We end up postponing our daddy-daughter date because our neighborhood babysitter’s parents both come down with COVID. It was going to be a win-win: the younger kids get a fun night at home while the two of us escape. Instead, I take all three kids to an indoor playground while my wife attends her Wednesday night class for her PhD program. If the change in plans is a disappointment, she doesn’t show it.
The next week, everything comes together. As most modern parents know, any given day feels like it takes nine things (minimum) to fall into place just to pull off something beyond the routine. She takes off right after school for a friend’s house, but I tell her: 5 o’clock, be home. Just me and you.
She’s there on time, as always. We walk the dog together, and already I can feel the connection. We hop in the car, and she starts telling me about school in ways that she otherwise doesn’t. We’re headed to the Mall of America because if you want fun on a Wednesday evening in November, that’s where you go.
We arrive, and she’s amped. Sometimes she runs up ahead of me or talks about something like she’s already a teenager. Sometimes she wants me to carry her like she’s 4 again. We laugh. We play mini golf. We zip through some amusement park rides.
We drop into the new Barbie café and splurge a little on dinner. She’s seen the Barbie movie countless times already, and we’re taking a dizzying number of pictures. She eats three pink pancakes in the time it might take you to tie your shoes. Then she demands to roller skate, and what am I going to say? I want to say yes and have to say yes.
We stay a little longer than planned, and I’m trying not to check the time too much. The two younger kids have bedtimes soon, my wife’s class is over and she’s at the end of a 12-hour day, the babysitter needs to be walked home.

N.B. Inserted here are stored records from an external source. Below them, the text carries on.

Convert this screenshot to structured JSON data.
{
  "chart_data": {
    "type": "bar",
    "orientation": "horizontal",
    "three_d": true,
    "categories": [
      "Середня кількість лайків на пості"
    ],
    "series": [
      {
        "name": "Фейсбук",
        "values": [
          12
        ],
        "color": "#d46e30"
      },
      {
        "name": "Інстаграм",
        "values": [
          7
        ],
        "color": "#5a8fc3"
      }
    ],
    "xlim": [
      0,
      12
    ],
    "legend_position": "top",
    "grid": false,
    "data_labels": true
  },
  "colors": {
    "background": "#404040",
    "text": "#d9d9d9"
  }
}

We’ve stolen a few hours, but now it’s time to go. I clumsily tell her that I want the night to be something she’ll remember when she’s 25. She either gets it or knows that I really want her to get it and assures me that she will.

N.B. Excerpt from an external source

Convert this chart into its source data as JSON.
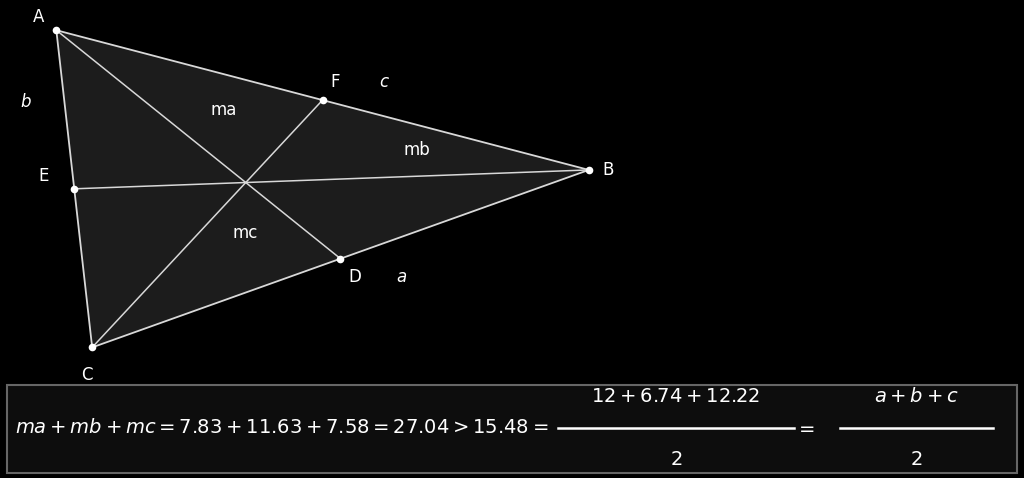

It feels great and not enough all at once, which I suppose is how life feels sometimes whether you are 9 or 47.
I decide to hang onto the great.
This is really lovely, thanks for sharing this story. Love your sports stuff but it's really nice to read something different from you. As an oldest child of three, some really resonant stuff for me.
My daughter is just a few days younger than yours, and man did this hit home. I always enjoyed your writing, but especially the more personal, non-sports things like this. Great job, Rand.